The ice between participants broke easily with a treasure hunt, dinners at fancy restaurants and, of course, a lot of beers. And then we started reporting on privatization, strikes, political turbulence, tax fraud and corruption besetting Manchukistan. We interviewed officials and went to press conferences.  We also had teamwork exercises, like writing breaking news stories.

We met again for our second fortnight some four months later in late-summer Berlin.

After the difficult company reports, maybe the most exciting part of the programme followed: country reports.
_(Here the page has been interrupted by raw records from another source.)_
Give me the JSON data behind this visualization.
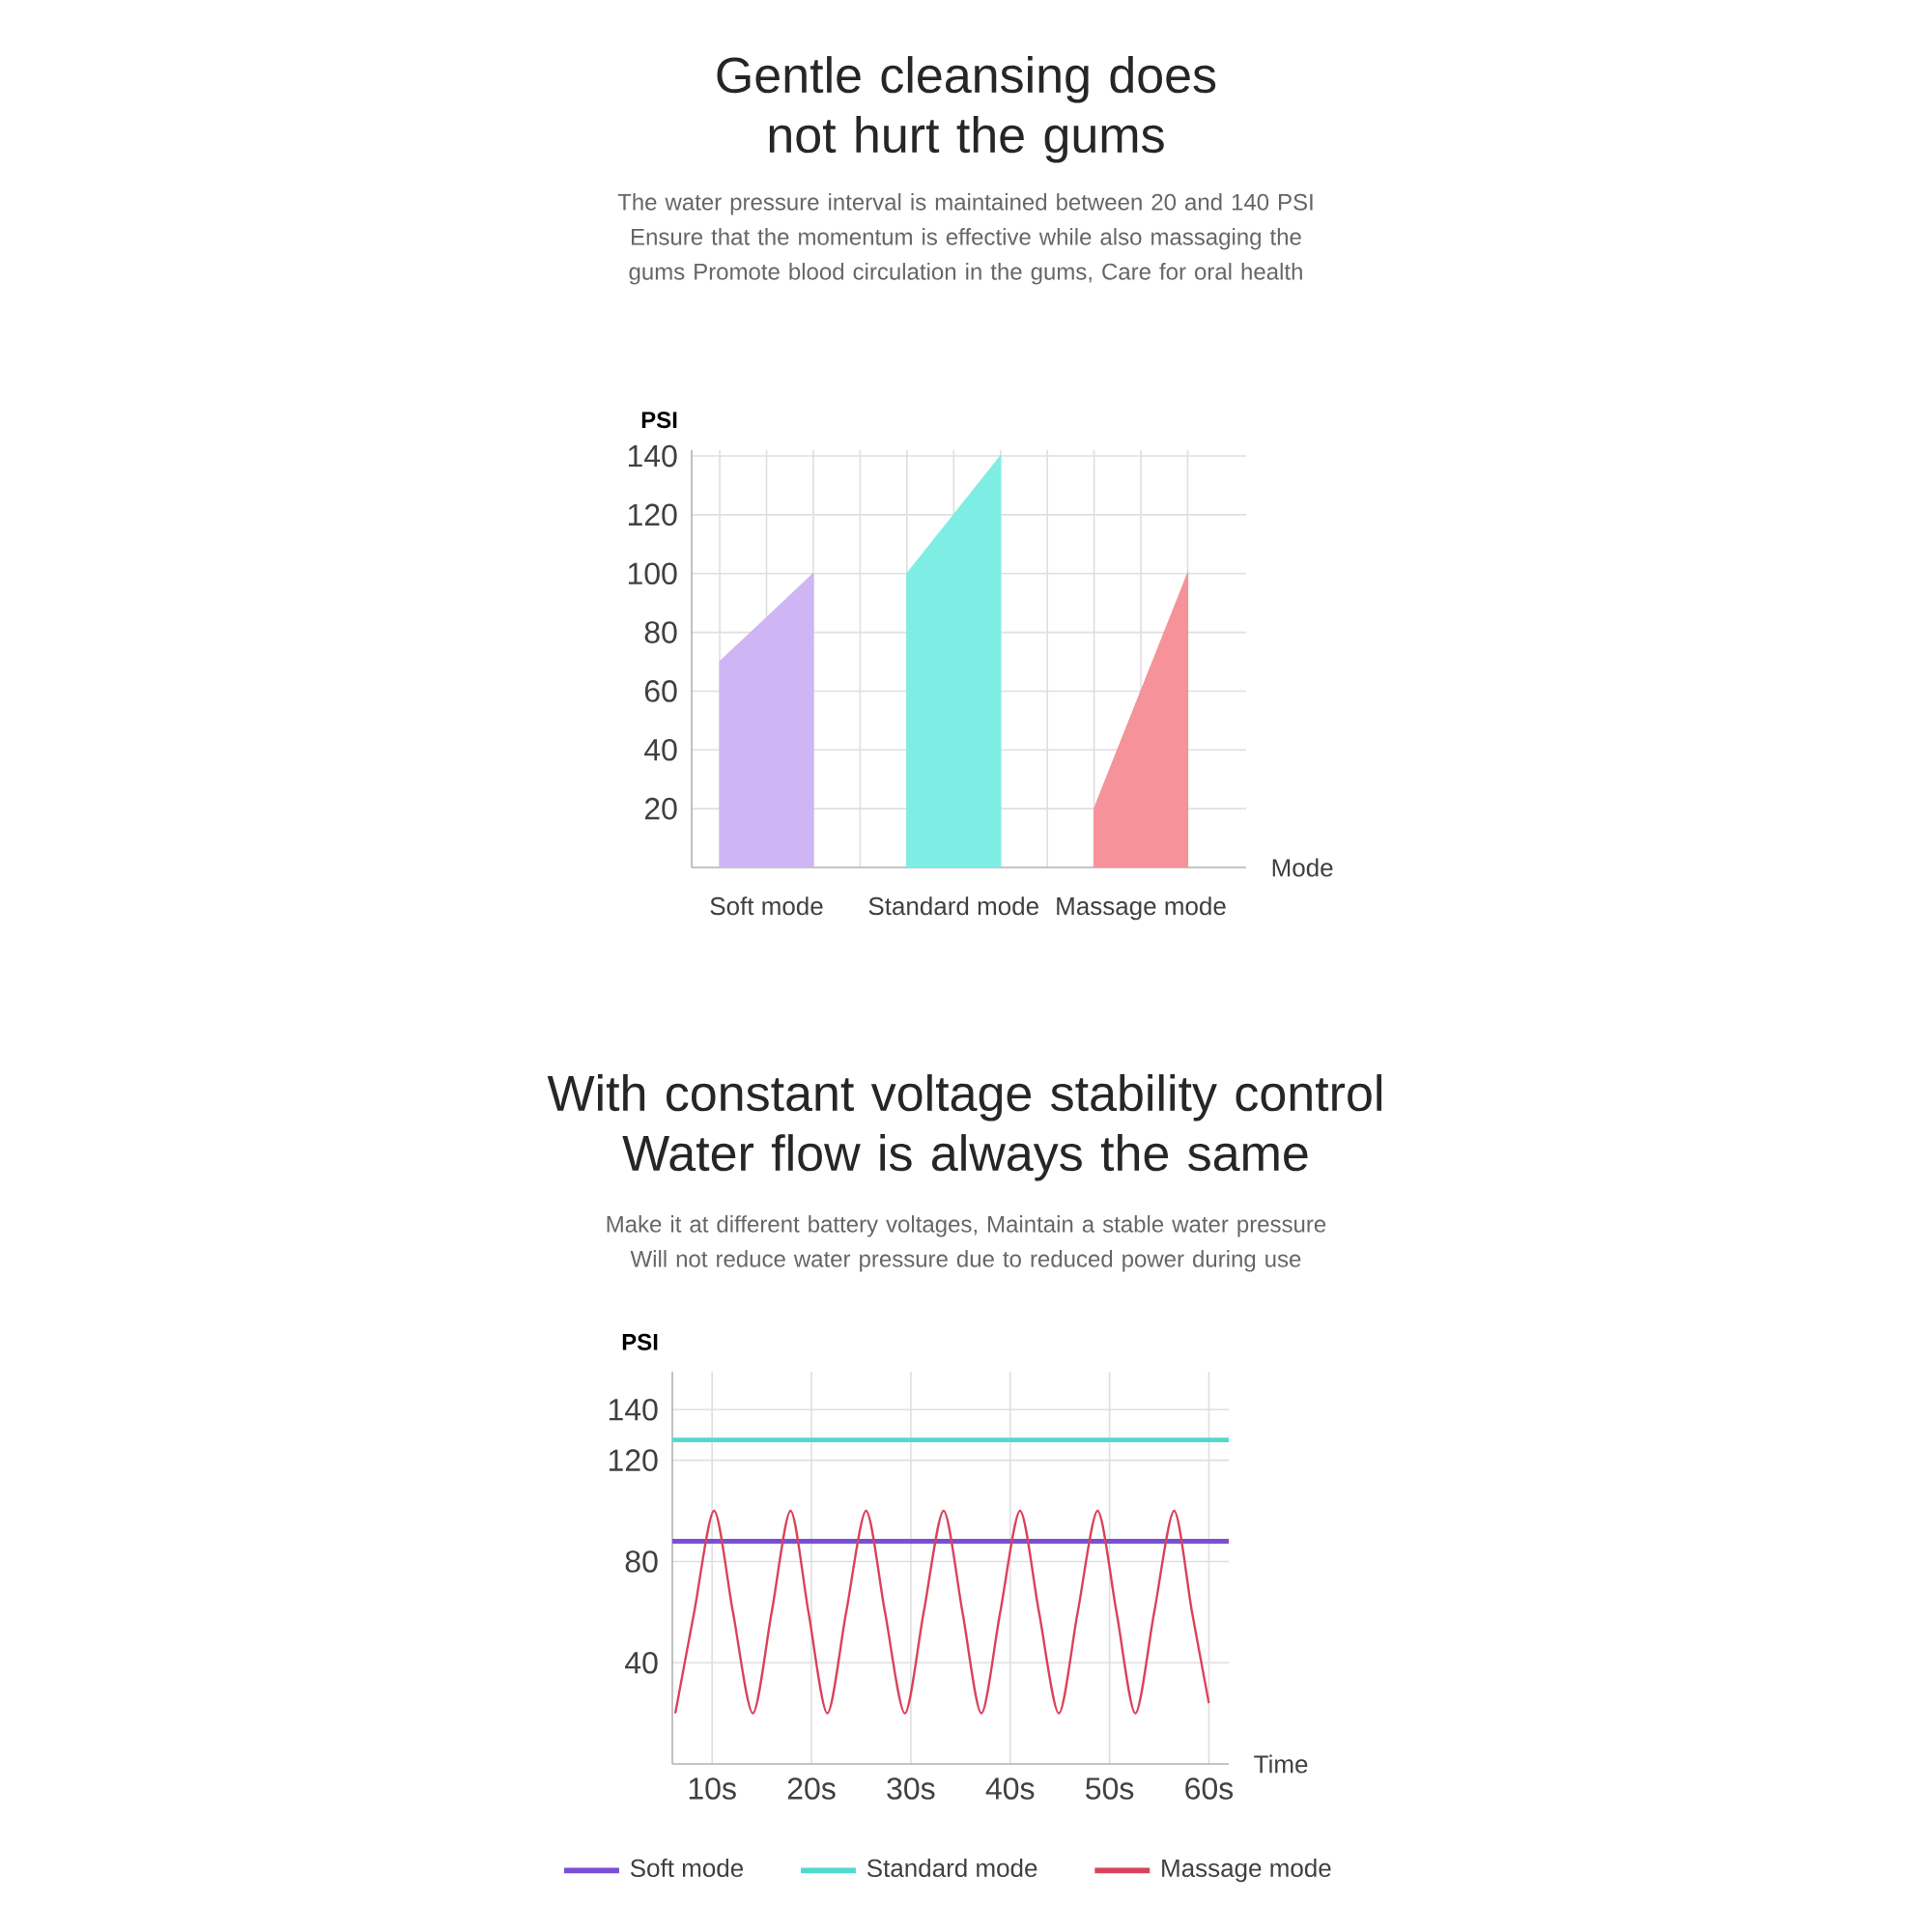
{
  "chart_data": [
    {
      "type": "area",
      "title": "Gentle cleansing does not hurt the gums",
      "subtitle": "The water pressure interval is maintained between 20 and 140 PSI Ensure that the momentum is effective while also massaging the gums Promote blood circulation in the gums, Care for oral health",
      "xlabel": "Mode",
      "ylabel": "PSI",
      "categories": [
        null,
        "Soft mode",
        null,
        null,
        null,
        "Standard mode",
        null,
        null,
        null,
        "Massage mode",
        null
      ],
      "ylim": [
        0,
        142
      ],
      "yticks": [
        20,
        40,
        60,
        80,
        100,
        120,
        140
      ],
      "grid": true,
      "series": [
        {
          "color": "#cdb6f3",
          "values": [
            70,
            85,
            100,
            null,
            null,
            null,
            null,
            null,
            null,
            null,
            null
          ]
        },
        {
          "color": "#7eeee4",
          "values": [
            null,
            null,
            null,
            null,
            100,
            120,
            140,
            null,
            null,
            null,
            null
          ]
        },
        {
          "color": "#f5929a",
          "values": [
            null,
            null,
            null,
            null,
            null,
            null,
            null,
            null,
            20,
            60,
            100
          ]
        }
      ]
    },
    {
      "type": "line",
      "title": "With constant voltage stability control Water flow is always the same",
      "subtitle": "Make it at different battery voltages, Maintain a stable water pressure Will not reduce water pressure due to reduced power during use",
      "xlabel": "Time",
      "ylabel": "PSI",
      "xlim": [
        6,
        62
      ],
      "xticks": [
        {
          "value": 10,
          "label": "10s"
        },
        {
          "value": 20,
          "label": "20s"
        },
        {
          "value": 30,
          "label": "30s"
        },
        {
          "value": 40,
          "label": "40s"
        },
        {
          "value": 50,
          "label": "50s"
        },
        {
          "value": 60,
          "label": "60s"
        }
      ],
      "ylim": [
        0,
        155
      ],
      "yticks": [
        40,
        80,
        120,
        140
      ],
      "grid": true,
      "legend": "bottom",
      "series": [
        {
          "name": "Soft mode",
          "color": "#7a4fd6",
          "x": [
            6,
            62
          ],
          "values": [
            88,
            88
          ]
        },
        {
          "name": "Standard mode",
          "color": "#4fdacd",
          "x": [
            6,
            62
          ],
          "values": [
            128,
            128
          ]
        },
        {
          "name": "Massage mode",
          "color": "#d9435a",
          "x": [
            6.3,
            8.2,
            10.2,
            12.1,
            14.1,
            16,
            17.9,
            19.7,
            21.6,
            23.5,
            25.5,
            27.4,
            29.4,
            31.3,
            33.3,
            35.2,
            37.1,
            39,
            41,
            42.9,
            44.9,
            46.8,
            48.8,
            50.7,
            52.6,
            54.5,
            56.5,
            58.3,
            60
          ],
          "values": [
            20,
            60,
            100,
            60,
            20,
            60,
            100,
            60,
            20,
            60,
            100,
            60,
            20,
            60,
            100,
            60,
            20,
            60,
            100,
            60,
            20,
            60,
            100,
            60,
            20,
            60,
            100,
            60,
            24
          ]
        }
      ]
    }
  ]
}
Each of us presented his or her country, the good with the bad: Fatjona - Albania, Zdravka -Bulgaria, Anelis and Madalina - Romania, Edis – Bosnia-Herzegovina, Aleksandra and Milica S - Serbia, Jan and Matej  - Slovenia, Alekos - Greece, Nino and Nikola - Macedonia, Lana and Mirna - Croatia, Milica B - Montenegro, Bahattin - Turkey.

In the evenings we escaped Manchukistan to London or Berlin and met fellow journalists from the Bosch alumni community.  We realised that the end of this course meant just the beginning of beautiful friendships.

By the time we were saying goodbye at the final dinner, we realised how lucky we were to be the 11th and, sadly, the last generation on this course, and we promised to share what we had learned with our colleagues at home.

So, thank you Robert Bosch Stiftung (Sarah and Dora) and Thomson Reuters Foundation (Belen and Nicolas) for “Economic and Political Reporting from Southeast Europe”, one of the most successful and longest-running of the two foundations’ programmes for journalists. Now, there are no borders between the journalists from what was once the powder keg of Europe. The only division among us is between smokers and non-smokers!